Ums Skifahren geht es auch hier, trotz der nahe gelegenen Pisten, nur ganz am Rande, auch wenn der junge Mann, dessen Tod der treibende Motor des Plots dieser sechsteiligen Serie ist, ein hoffnungsvolles Skitalent war. Vor einem Jahr verlor Joseph bei einem nächtlichen Unfall sein Leben, und die Schuld daran gibt seine Schwester Lisi (Sofie Eifertinger) der arroganten Münchner Influencerin Vanessa (Valerie Huber), mit der er ein heimliches Verhältnis hatte.
Als die und der Rest der regelmäßigen Schickeriatouristen pünktlich zu Schneesaison wieder ins kleine Bergstädtchen kommen, sinnt Lisi, die eigentlich ein Stipendium fürs Modestudium in London hatte und dann doch in der Heimat bei den Eltern blieb, mitsamt ihrem Kumpel Hans (Ben Felipe) auf Rache.
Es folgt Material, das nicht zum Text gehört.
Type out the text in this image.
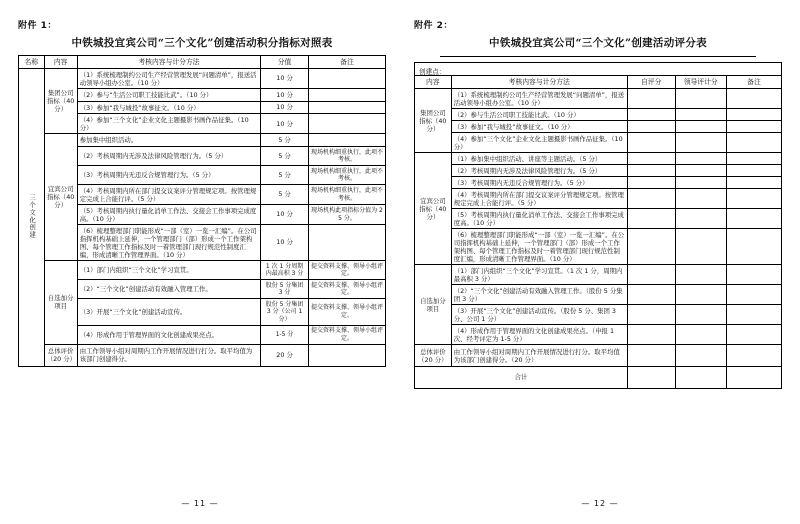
附件 1：
中铁城投宜宾公司“三个文化”创建活动积分指标对照表
名称	内容	考核内容与计分方法	分值	备注
三个文化创建	集团公司指标（40 分）	（1）系统梳理制约公司生产经营管理发展“问题清单”，报送活动领导小组办公室。（10 分）	10 分	
		（2）参与“生活公司职工技能比武”。（10 分）	10 分	
		（3）参加“我与城投”故事征文。（10 分）	10 分	
		（4）参加“三个文化”企业文化主题摄影书画作品征集。（10 分）	10 分	
	宜宾公司指标（40 分）	参加集中组织活动。	5 分	
		（2）考核周期内无涉及法律风险管理行为。（5 分）	5 分	现场机构细重执行，此项不考核。
		（3）考核周期内无违反合规管理行为。（5 分）	5 分	现场机构细重执行，此项不考核。
		（4）考核周期内所在部门提交议案评分管理规定项。按管理规定完成上合能行评。（5 分）	5 分	现场机构细重执行，此项不考核。
		（5）考核周期内执行量化消单工作法、交接会工作事项完成度高。（10 分）	10 分	现场机构此项指标分值为 25 分。
		（6）梳理整理部门职能形成“一部（室）一览一汇编”。在公司指挥机构基础上延伸，一个管理部门（部）形成一个工作架构图、每个管理工作指标及时一着管理部门现行规范性制度汇编，形成清晰工作管理界面。（10 分）	10 分	
	自选加分项目	（1）部门内组织“三个文化”学习宣贯。	1 次 1 分周期内最高积 3 分	提交资料支撑、领导小组评定。
		（2）“三个文化”创建活动有效融入管理工作。	股份 5 分集团 3 分	提交资料支撑、领导小组评定。
		（3）开展“三个文化”创建活动宣传。	股份 5 分集团 3 分（公司 1 分）	提交资料支撑、领导小组评定。
		（4）形成作用于管理界面的文化创建成果亮点。	1-5 分	提交资料支撑、领导小组评定。
	总体评价（20 分）	由工作领导小组对周期内工作开展情况进行打分。取平均值为该部门创建得分。	20 分	
— 11 —
附件 2：
中铁城投宜宾公司“三个文化”创建活动评分表
创建点：
内容	考核内容与计分方法	自评分	领导评计分	备注
集团公司指标（40 分）	（1）系统梳理制约公司生产经营管理发展“问题清单”，报送活动领导小组办公室。（10 分）			
	（2）参与生活公司职工技能比武。（10 分）			
	（3）参加“我与城投”故事征文。（10 分）			
	（4）参加“三个文化”企业文化主题摄影书画作品征集。（10 分）			
宜宾公司指标（40 分）	（1）参加集中组织活动、讲座等主题活动。（5 分）			
	（2）考核周期内无涉及法律风险管理行为。（5 分）			
	（3）考核周期内无违反合规管理行为。（5 分）			
	（4）考核周期内所在部门提交议案评分管理规定项。按管理规定完成上合能行评。（5 分）			
	（5）考核周期内执行量化消单工作法、交接会工作事项完成度高。（10 分）			
	（6）梳理整理部门职能形成“一部（室）一览一汇编”。在公司指挥机构基础上延伸，一个管理部门（部）形成一个工作架构图、每个管理工作指标及时一着管理部门现行规范性制度汇编，形成清晰工作管理界面。（10 分）			
自选加分项目	（1）部门内组织“三个文化”学习宣贯。（1 次 1 分，周期内最高积 3 分）			
	（2）“三个文化”创建活动有效融入管理工作。（股份 5 分集团 3 分）			
	（3）开展“三个文化”创建活动宣传。（股份 5 分、集团 3 分、公司 1 分）			
	（4）形成作用于管理界面的文化创建成果亮点。（申报 1 次、经考评定为 1-5 分）			
总体评价（20 分）	由工作领导小组对周期内工作开展情况进行打分。取平均值为该部门创建得分。（20 分）			
合计				
— 12 —
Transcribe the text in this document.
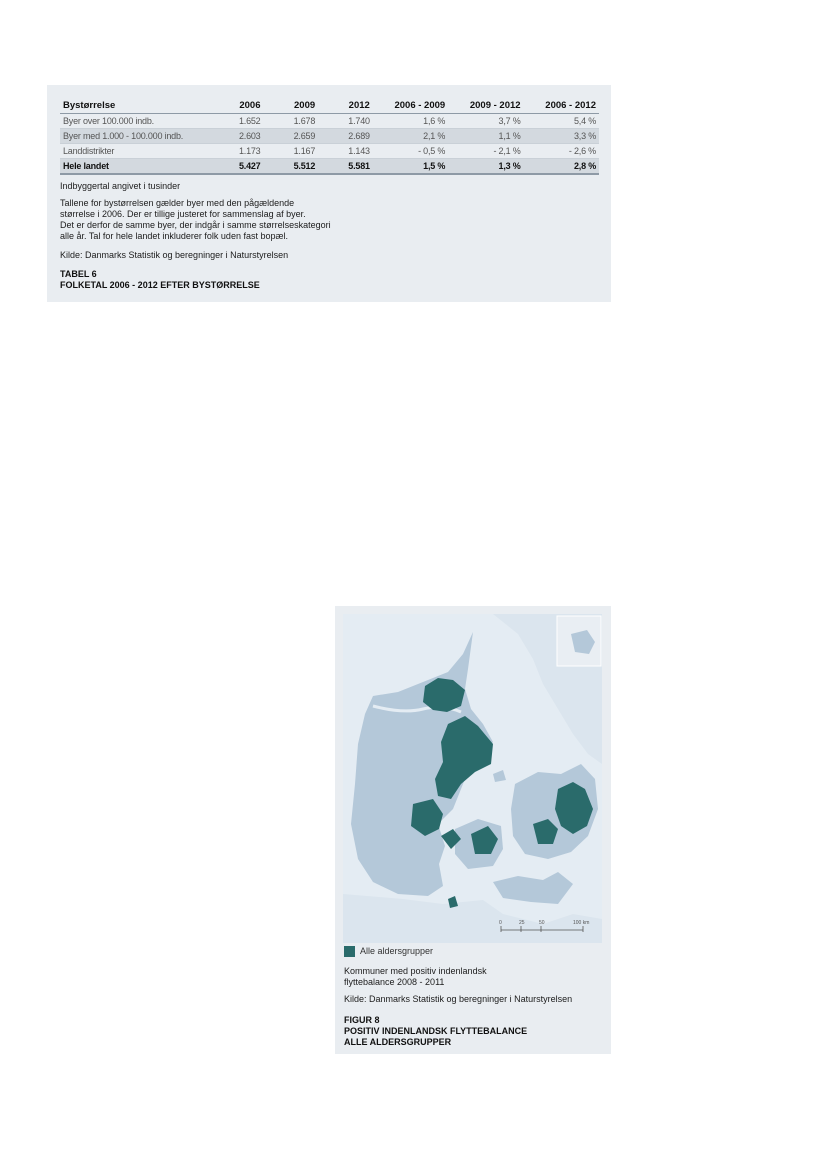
Bystørrelse	2006	2009	2012	2006 - 2009	2009 - 2012	2006 - 2012
Byer over 100.000 indb.	1.652	1.678	1.740	1,6 %	3,7 %	5,4 %
Byer med 1.000 - 100.000 indb.	2.603	2.659	2.689	2,1 %	1,1 %	3,3 %
Landdistrikter	1.173	1.167	1.143	- 0,5 %	- 2,1 %	- 2,6 %
Hele landet	5.427	5.512	5.581	1,5 %	1,3 %	2,8 %
Indbyggertal angivet i tusinder
Tallene for bystørrelsen gælder byer med den pågældende
størrelse i 2006. Der er tillige justeret for sammenslag af byer.
Det er derfor de samme byer, der indgår i samme størrelseskategori
alle år. Tal for hele landet inkluderer folk uden fast bopæl.
Kilde: Danmarks Statistik og beregninger i Naturstyrelsen
TABEL 6
FOLKETAL 2006 - 2012 EFTER BYSTØRRELSE
0	25	50	100 km
Alle aldersgrupper
Kommuner med positiv indenlandsk
flyttebalance 2008 - 2011
Kilde: Danmarks Statistik og beregninger i Naturstyrelsen
FIGUR 8
POSITIV INDENLANDSK FLYTTEBALANCE
ALLE ALDERSGRUPPER
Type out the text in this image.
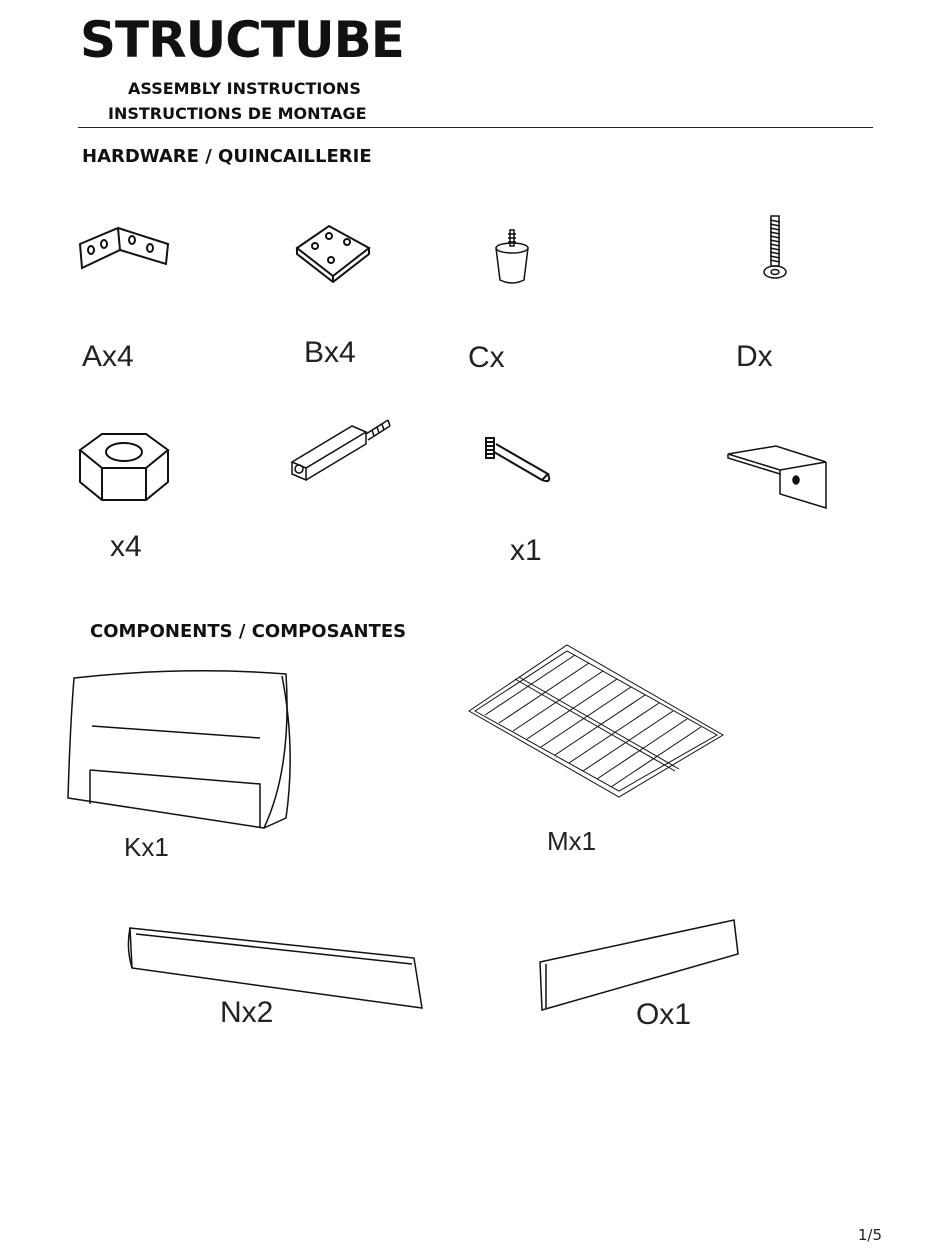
STRUCTUBE
ASSEMBLY INSTRUCTIONS
INSTRUCTIONS DE MONTAGE
HARDWARE / QUINCAILLERIE
Ax4	Bx4	Cx	Dx
x4	x1
COMPONENTS / COMPOSANTES
Kx1	Mx1
Nx2	Ox1
1/5
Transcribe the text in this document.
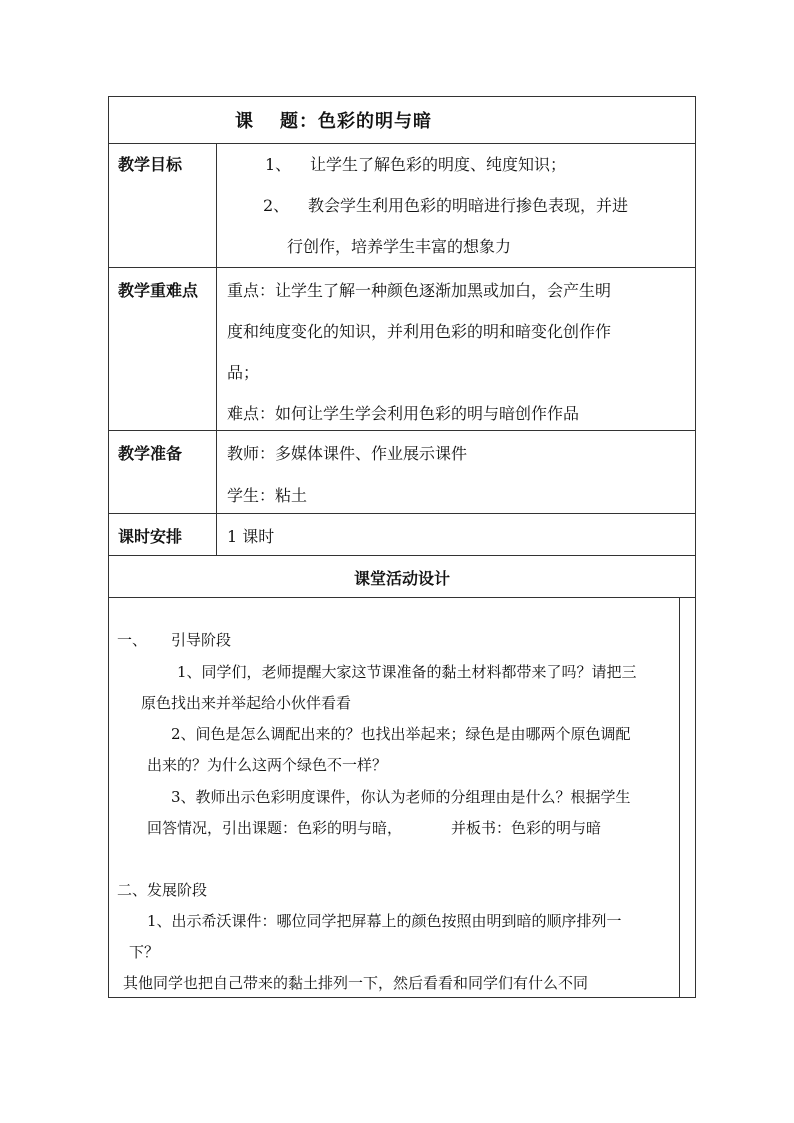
课 题：色彩的明与暗
教学目标	1、 让学生了解色彩的明度、纯度知识；
2、 教会学生利用色彩的明暗进行掺色表现，并进
行创作，培养学生丰富的想象力
教学重难点	重点：让学生了解一种颜色逐渐加黑或加白，会产生明
度和纯度变化的知识，并利用色彩的明和暗变化创作作
品；
难点：如何让学生学会利用色彩的明与暗创作作品
教学准备	教师：多媒体课件、作业展示课件
学生：粘土
课时安排	1 课时
课堂活动设计
一、 引导阶段
1、同学们，老师提醒大家这节课准备的黏土材料都带来了吗？请把三
原色找出来并举起给小伙伴看看
2、间色是怎么调配出来的？也找出举起来；绿色是由哪两个原色调配
出来的？为什么这两个绿色不一样？
3、教师出示色彩明度课件，你认为老师的分组理由是什么？根据学生
回答情况，引出课题：色彩的明与暗，	并板书：色彩的明与暗
二、发展阶段
1、出示希沃课件：哪位同学把屏幕上的颜色按照由明到暗的顺序排列一
下？
其他同学也把自己带来的黏土排列一下，然后看看和同学们有什么不同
Doch der Plan, der damit beginnt, dass Lisi auf Vanessas Party kellnert und sich langsam ihr Vertrauen erschleichen will, verkompliziert sich nicht zuletzt, als es zwischen ihr und Vanessas Freund Dominik (Bless Amada) knistert und sich Hans' Schwarm (Zoran Pingel), der anfangs nur ein anonymes Sexdate war, als Hotelerbe und Teil der Schnösel-Clique erweist.
Als »Young Adult Mystery Drama« beschreibt Netflix die Serie, die Nikolaus Schulz-Dornburg als Showrunner und Hauptautor verantwortet. Der hatte zuletzt an »Biohackers« oder »4 Blocks« mitgeschrieben. Eine glitzernd-schillernde Mischung aus Seifenoper und Thriller für die Instagram-Generation also, in der Hoffnung, auch aus dem deutschsprachigen Raum heraus jenes Publikum zu erreichen, dass sich sonst für Produktionen wie »Gossip Girl«, »Elite« und »Outer Banks« begeistert.
Ob einem diese Messlatte hoch genug liegt, ist die eine Sache, aber dass »Kitz« das gesetzte Ziel durchaus erreicht, eine andere. Die Geschichte, die man gefühlt schon Dutzende Male gesehen hat, reizt ihr Potenzial nie aus, wenn es um den Clash zwischen Arm und Reich, das Thema Trauerverarbeitung oder die Selbstfindung der Gen Z geht. Und so smart inszeniert wie Jakob M. Erwas durchaus vergleichbare »Katakomben« ist die Serie auch nie. Aber das unverbrauchte und attraktive junge Ensemble schlägt sich – unterstützt von Florence Kasumba, Nadeshda Brennicke, Andreas Pietschmann oder Tyron Ricketts in kleinen Rollen – wacker, und so vorhersehbar sich der Racheplot und die amourösen Verwicklungen entwickeln, so gut geölt und kurzweilig guckt sich das alles weg. Und dass sogar Platz für einen Verweis auf Peter Handke und seine »Publikumsbeschimpfung« ist, muss man dem Writers' Room in jedem Fall hoch anrechnen.